The series stars Darragh Cullen, curator of the Herbal Emporium Xpress store in downtown Atlanta, a business (and the upstairs apartment) he'd inherited from his retired Uncle Gardiner. Though the "non-magical folk" who wander in call it "wizard crap," to Darragh, it's his lifeblood and keeps him busy and safe from the scrutinous overlording eyes of the Moral Authority of Witches ("MAW"), the same group who caught him exposing magic to the mortal world.

After mysterious, handsome fellow witch Cernun Murphy shows up, the dark sparks fly hot and bright. But when Merlin's wand goes missing, accusations of thievery fall on both men along with dangerous suspicions, curses, spells, and, yes, steamy (three-way) sex all stewing in a bubbly cauldron of queer desire and dark devilry continuing into Book Two and beyond.

Both books in the series are narrated from Darragh's perspective, and Baker's smooth breezy prose, overheated Southern setting, creatively spicy storytelling, and sensuous characterization will hook readers from both sides of the spell book.

And, good news, there's a third book in the series called "Great Hex" that's due to be published soon. "Sex and saliva hovered in the air as they parted" is really all the information you need to know about this immersive, wickedly witchy, and wonderfully sexy queer series.

"Before It's Gone: Stories from the Front Lines of Climate Change in Small-Town America" by Jonathan Vigliotti
, $29.99 (Atria/One Signal) April 2
Queer Emmy Award-winning CBS news national correspondent Vigliotti sounds the warning bells about climate change in this distressing story about the impact of climate change on smaller communities in America.

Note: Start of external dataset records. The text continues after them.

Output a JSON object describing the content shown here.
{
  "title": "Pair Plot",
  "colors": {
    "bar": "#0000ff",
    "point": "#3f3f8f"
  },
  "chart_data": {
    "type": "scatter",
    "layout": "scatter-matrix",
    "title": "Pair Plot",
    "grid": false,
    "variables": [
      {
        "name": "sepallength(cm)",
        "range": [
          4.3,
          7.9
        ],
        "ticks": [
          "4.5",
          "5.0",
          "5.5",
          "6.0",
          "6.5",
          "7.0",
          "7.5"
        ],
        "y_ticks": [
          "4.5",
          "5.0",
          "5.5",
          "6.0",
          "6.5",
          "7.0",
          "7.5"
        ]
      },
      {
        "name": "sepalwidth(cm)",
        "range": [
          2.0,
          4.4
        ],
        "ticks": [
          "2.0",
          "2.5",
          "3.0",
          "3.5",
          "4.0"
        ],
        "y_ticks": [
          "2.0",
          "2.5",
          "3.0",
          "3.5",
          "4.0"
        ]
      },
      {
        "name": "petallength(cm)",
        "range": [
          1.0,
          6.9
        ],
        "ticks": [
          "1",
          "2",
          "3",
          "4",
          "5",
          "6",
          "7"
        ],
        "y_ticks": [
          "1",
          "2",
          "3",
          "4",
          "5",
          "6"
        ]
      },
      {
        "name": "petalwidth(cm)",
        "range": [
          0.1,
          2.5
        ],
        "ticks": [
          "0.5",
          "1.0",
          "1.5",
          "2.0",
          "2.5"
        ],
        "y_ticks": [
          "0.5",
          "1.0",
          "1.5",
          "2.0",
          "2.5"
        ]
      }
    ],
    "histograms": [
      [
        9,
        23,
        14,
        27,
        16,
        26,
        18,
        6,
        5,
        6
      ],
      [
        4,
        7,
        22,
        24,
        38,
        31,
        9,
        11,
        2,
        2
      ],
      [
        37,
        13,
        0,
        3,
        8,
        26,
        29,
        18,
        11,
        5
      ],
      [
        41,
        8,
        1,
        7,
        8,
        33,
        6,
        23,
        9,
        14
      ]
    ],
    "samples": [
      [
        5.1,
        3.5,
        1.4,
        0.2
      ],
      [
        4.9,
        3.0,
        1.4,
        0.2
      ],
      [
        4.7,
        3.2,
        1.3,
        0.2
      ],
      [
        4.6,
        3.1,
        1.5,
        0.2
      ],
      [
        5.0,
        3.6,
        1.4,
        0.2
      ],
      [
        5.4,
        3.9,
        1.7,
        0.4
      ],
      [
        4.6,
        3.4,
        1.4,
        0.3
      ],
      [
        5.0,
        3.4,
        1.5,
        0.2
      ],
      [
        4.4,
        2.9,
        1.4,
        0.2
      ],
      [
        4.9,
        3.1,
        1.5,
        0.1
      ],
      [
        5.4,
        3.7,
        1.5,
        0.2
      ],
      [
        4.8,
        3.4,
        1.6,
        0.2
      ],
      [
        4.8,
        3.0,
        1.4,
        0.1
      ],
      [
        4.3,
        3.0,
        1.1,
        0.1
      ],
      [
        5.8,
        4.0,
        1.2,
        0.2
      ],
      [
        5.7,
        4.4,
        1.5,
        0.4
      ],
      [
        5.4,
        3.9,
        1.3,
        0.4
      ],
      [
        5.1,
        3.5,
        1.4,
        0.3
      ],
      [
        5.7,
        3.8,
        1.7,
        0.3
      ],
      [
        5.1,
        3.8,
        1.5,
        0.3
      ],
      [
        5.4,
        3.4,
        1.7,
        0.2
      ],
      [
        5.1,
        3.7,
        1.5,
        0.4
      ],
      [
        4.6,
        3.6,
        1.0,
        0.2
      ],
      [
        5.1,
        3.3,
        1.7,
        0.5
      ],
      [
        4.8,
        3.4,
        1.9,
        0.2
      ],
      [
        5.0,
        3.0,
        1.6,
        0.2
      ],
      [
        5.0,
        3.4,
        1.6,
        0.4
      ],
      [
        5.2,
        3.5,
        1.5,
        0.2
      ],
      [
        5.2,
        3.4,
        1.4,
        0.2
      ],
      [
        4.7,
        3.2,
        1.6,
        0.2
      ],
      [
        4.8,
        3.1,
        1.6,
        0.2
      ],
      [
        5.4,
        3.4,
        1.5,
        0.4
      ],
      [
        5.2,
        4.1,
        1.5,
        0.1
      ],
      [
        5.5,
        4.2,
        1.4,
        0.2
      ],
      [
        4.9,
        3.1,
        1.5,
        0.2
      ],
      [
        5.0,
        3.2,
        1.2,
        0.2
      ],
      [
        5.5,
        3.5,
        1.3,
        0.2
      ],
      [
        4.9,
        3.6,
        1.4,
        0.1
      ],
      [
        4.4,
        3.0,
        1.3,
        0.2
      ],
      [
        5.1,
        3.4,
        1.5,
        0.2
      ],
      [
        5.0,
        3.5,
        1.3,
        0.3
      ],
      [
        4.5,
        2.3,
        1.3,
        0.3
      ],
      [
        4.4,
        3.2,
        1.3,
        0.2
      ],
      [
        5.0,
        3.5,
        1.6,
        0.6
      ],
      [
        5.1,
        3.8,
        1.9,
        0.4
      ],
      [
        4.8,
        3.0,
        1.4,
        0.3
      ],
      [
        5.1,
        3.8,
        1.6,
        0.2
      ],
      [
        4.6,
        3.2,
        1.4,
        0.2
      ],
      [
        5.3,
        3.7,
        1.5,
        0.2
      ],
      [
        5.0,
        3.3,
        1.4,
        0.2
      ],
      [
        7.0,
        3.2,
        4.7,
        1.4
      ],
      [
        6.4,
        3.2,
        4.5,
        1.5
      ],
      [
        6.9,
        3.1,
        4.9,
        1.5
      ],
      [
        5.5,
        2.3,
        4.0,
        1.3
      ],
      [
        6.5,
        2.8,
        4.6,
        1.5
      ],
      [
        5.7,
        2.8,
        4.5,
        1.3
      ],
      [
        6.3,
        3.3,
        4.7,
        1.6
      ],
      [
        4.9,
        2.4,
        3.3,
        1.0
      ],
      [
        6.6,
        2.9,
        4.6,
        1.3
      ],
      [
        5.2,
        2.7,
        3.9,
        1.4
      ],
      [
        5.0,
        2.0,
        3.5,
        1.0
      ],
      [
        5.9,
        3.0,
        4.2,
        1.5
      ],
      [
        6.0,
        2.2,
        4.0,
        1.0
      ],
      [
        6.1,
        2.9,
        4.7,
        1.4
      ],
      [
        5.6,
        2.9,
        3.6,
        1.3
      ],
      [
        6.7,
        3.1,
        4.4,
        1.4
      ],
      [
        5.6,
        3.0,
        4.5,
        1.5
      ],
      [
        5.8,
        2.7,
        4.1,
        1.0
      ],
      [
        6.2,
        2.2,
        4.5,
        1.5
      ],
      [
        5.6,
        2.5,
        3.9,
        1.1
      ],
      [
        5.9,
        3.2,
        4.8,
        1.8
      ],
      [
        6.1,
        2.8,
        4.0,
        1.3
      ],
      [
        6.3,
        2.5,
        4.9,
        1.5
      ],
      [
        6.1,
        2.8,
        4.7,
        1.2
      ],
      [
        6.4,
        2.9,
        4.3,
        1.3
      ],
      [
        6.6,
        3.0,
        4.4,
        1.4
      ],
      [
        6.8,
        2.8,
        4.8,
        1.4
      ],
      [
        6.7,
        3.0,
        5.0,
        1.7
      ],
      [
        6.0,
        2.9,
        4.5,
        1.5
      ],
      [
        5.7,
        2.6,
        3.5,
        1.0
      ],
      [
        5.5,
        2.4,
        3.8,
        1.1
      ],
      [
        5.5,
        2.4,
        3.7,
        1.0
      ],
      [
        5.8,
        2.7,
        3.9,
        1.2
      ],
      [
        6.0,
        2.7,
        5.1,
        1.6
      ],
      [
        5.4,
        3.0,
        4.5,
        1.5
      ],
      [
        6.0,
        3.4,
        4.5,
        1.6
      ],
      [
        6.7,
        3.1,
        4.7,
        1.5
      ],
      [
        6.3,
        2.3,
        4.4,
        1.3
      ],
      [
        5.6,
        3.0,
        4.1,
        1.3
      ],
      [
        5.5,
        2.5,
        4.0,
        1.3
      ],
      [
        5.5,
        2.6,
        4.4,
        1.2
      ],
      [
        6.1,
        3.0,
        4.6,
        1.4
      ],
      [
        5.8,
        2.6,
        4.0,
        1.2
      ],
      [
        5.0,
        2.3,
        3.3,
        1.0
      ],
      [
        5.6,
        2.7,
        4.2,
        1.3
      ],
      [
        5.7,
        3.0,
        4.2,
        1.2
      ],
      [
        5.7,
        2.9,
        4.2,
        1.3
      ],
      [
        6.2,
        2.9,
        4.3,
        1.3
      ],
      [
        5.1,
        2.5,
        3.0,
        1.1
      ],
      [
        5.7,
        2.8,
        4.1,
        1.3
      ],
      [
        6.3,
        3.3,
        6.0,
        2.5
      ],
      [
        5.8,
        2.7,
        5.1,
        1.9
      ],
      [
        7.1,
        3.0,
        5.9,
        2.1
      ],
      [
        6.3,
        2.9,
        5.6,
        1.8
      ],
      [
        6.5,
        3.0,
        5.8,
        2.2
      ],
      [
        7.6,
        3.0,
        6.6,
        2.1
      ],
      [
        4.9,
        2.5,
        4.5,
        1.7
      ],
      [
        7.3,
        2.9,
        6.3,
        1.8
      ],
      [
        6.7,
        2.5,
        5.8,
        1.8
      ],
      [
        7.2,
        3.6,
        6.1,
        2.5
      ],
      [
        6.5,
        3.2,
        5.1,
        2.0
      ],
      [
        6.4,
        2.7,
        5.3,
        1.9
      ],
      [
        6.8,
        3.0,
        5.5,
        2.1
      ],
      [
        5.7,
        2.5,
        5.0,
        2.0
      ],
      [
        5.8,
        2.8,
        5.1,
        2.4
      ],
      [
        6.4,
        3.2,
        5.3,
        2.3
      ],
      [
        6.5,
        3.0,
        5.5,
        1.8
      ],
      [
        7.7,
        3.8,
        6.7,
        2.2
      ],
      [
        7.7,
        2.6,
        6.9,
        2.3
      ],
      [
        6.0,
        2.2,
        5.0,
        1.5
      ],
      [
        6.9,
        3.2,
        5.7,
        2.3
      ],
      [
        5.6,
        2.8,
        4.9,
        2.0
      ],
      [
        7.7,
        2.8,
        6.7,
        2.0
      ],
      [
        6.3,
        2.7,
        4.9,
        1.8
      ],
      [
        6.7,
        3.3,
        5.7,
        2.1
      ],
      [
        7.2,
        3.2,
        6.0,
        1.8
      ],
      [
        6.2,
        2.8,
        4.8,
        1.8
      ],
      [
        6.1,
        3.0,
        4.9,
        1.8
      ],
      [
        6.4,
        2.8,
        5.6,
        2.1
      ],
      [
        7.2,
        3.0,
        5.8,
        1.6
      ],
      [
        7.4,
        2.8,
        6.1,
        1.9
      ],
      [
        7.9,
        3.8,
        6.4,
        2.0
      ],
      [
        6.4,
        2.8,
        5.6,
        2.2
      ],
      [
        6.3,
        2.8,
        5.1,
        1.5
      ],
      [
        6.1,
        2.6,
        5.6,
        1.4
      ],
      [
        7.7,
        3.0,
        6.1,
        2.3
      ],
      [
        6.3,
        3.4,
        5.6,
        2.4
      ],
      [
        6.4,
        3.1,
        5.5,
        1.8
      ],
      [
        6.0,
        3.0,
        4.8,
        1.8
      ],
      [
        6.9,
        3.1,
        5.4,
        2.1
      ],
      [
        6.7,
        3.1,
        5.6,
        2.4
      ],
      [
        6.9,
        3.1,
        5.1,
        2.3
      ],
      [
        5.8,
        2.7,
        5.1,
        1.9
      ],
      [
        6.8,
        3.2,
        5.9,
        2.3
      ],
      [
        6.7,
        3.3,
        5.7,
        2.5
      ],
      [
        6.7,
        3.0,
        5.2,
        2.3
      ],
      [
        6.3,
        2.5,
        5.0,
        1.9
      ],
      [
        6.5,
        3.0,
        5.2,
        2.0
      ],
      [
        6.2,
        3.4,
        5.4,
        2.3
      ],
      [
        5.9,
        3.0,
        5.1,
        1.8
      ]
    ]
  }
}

Split into four elemental sections (fire, water, air, Earth), Vigliotti dives head-first into wildfires decimating communities and critical farmland and lethal tornados ravaging lands and populations left at their mercy after city and town officials failed to warn unsuspecting citizens.

The author states that these small rural areas are ill-equipped to afford the often million-dollar clean-up efforts needed to restore the areas back to a functional condition. Vigliotti also spotlights climatologists and scientists who have been doing their best work in alerting a politically distracted, socially indifferent global population on the incoming weather crisis that will strike sooner than later if interventional measures aren't taken in the here and now.

This important, urgently written report demands attention and further scrutiny from politicians, city leaders, activists, and everyday Americans.